If the AF does not have an active context associated with the A-KID, then the AF sends a Naanf_AKMA_AFKey request to AAnF with the A-KID to request the AKMA Application Key for the UE. The AF also includes its identity (AF Id) in the request. The AAnF shall authorize AF. The AAnF shall check whether the AAnF can provide the service to the AF based on the configured local policy or based on the authorization information or policy provided by the NEF/NRF using the AF Id. If succeeds, the following procedures are executed. Otherwise, the AAnF shall reject the procedure.
The AAnF can check whether the subscriber is authorized to use AKMA by the presence of the AKMA anchor key K_AKMA that has been received from the AUSF.
If the AAnF is in possession of the AKMA Application Key (K AF), it responds to the AF with the K AF. If not, the AAnF shall check if it has the UE specific K AKMA key identified by the A-KID.

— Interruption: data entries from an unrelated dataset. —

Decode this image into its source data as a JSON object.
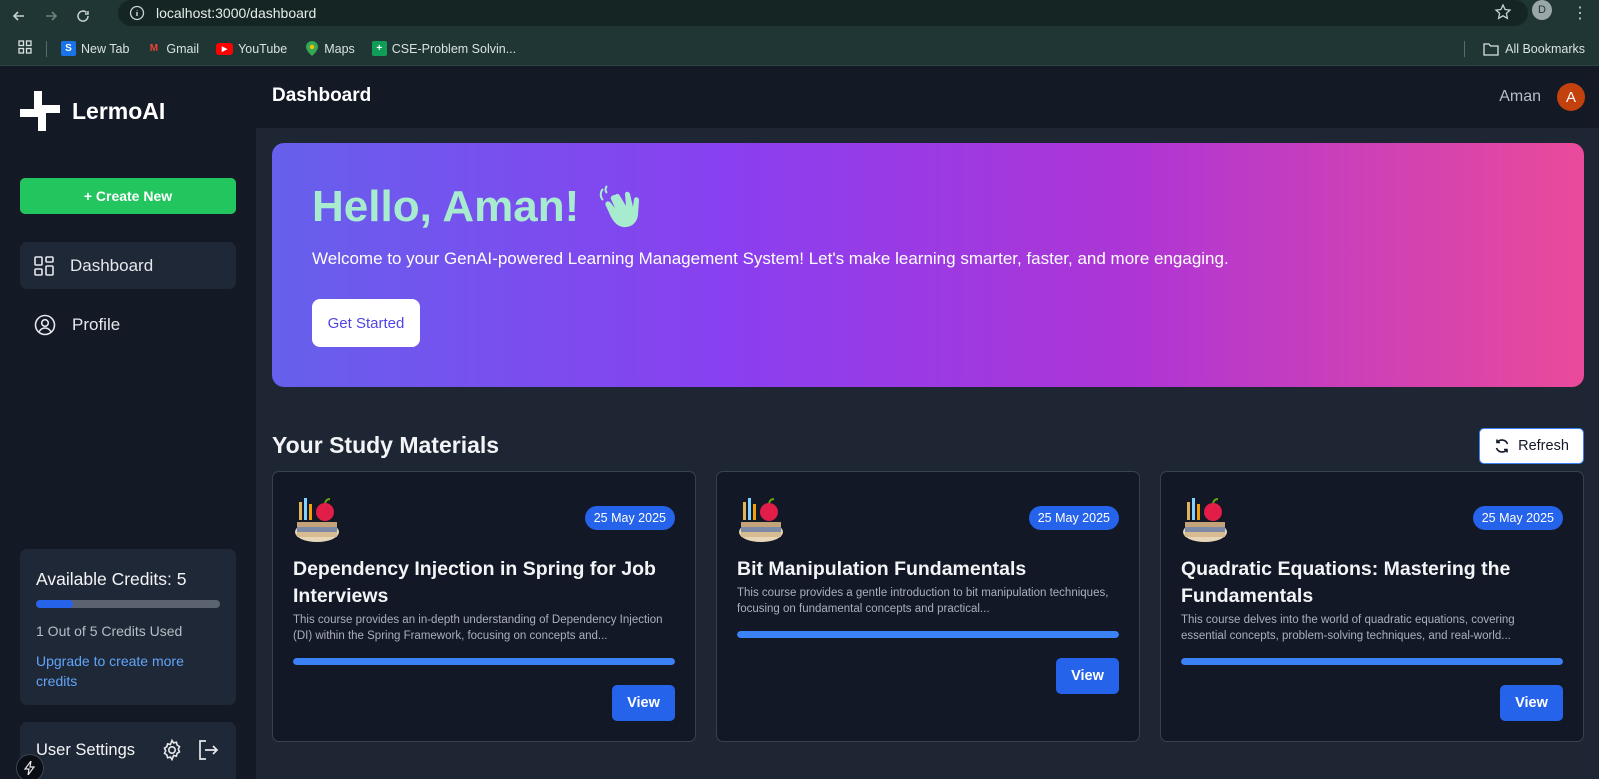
{
  "browser": {
    "url": "localhost:3000/dashboard",
    "profile_initial": "D",
    "bookmarks": [
      {
        "label": "New Tab",
        "icon": "new-tab-icon"
      },
      {
        "label": "Gmail",
        "icon": "gmail-icon"
      },
      {
        "label": "YouTube",
        "icon": "youtube-icon"
      },
      {
        "label": "Maps",
        "icon": "maps-icon"
      },
      {
        "label": "CSE-Problem Solvin...",
        "icon": "sheets-icon"
      }
    ],
    "all_bookmarks": "All Bookmarks"
  },
  "sidebar": {
    "brand": "LermoAI",
    "create_label": "+ Create New",
    "items": [
      {
        "label": "Dashboard",
        "icon": "grid-icon",
        "active": true
      },
      {
        "label": "Profile",
        "icon": "user-circle-icon",
        "active": false
      }
    ],
    "credits": {
      "title": "Available Credits: 5",
      "used_fraction": 0.2,
      "used_text": "1 Out of 5 Credits Used",
      "upgrade": "Upgrade to create more credits"
    },
    "settings_label": "User Settings"
  },
  "header": {
    "title": "Dashboard",
    "user_name": "Aman",
    "user_initial": "A"
  },
  "hero": {
    "greeting": "Hello, Aman!",
    "subtitle": "Welcome to your GenAI-powered Learning Management System! Let's make learning smarter, faster, and more engaging.",
    "cta": "Get Started"
  },
  "materials": {
    "title": "Your Study Materials",
    "refresh": "Refresh",
    "view_label": "View",
    "cards": [
      {
        "date": "25 May 2025",
        "title": "Dependency Injection in Spring for Job Interviews",
        "description": "This course provides an in-depth understanding of Dependency Injection (DI) within the Spring Framework, focusing on concepts and...",
        "progress": 1.0
      },
      {
        "date": "25 May 2025",
        "title": "Bit Manipulation Fundamentals",
        "description": "This course provides a gentle introduction to bit manipulation techniques, focusing on fundamental concepts and practical...",
        "progress": 1.0
      },
      {
        "date": "25 May 2025",
        "title": "Quadratic Equations: Mastering the Fundamentals",
        "description": "This course delves into the world of quadratic equations, covering essential concepts, problem-solving techniques, and real-world...",
        "progress": 1.0
      }
    ]
  }
}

If K AKMA is available in AAnF, the AAnF shall continue with step3.
If K AKMA is not available, the AAnF shall continue with step 4 and send an error response.
The AAnF derives the AKMA Application Key (K AF) from K AKMA.
The key derivation of K AF shall be performed using the key derivation function (KDF) specified in TS 33.220. K AF is computed (as per clause A.4) as K AF=KDF (K AKMA, AF_ID), where the AF_ID is constructed as follows: AF_ID = FQDN of the AF || Ua* security protocol identifier. The Ua* security protocol identifier is specified as Ua security protocol identifier in Annex H of TS 33.220. The key used for the derivation of K AF is K AKMA.
When the AF is about to request AKMA Application Key for the UE from the 5GC, e.g. when UE initiates application session establishment request as in clause 6.2, the AF discovers the HPLMN of the UE based on the A-KID and sends the request towards the 5GC via NEF service API.
If the AF is authorized by the NEF to request AKMA Application Key, the NEF discovers and selects an AAnF instance based on local configuration or via NRF in the same way as the AF selects the AAnF in clause 6.2.
The K AF refresh depends on the lifetime of the K AF and may be trigged by the AF, which means when a new K AKMA is derived, the K AF will not be re-keyed automatically.
When the lifetime of K AF expires, the AF may reject access to the UE based on its policy. If there has been a change of K AKMA (e.g., due to a successful run of primary authentication), the UE may re-try accessing the AF by using the A-KID derived from the new K AKMA.
6.4.3 K AF refresh
Ua* protocol may support refresh of K AF. If the Ua* protocol supports refresh of K AF, the AF may refresh the K AF at any time using the Ua* protocol.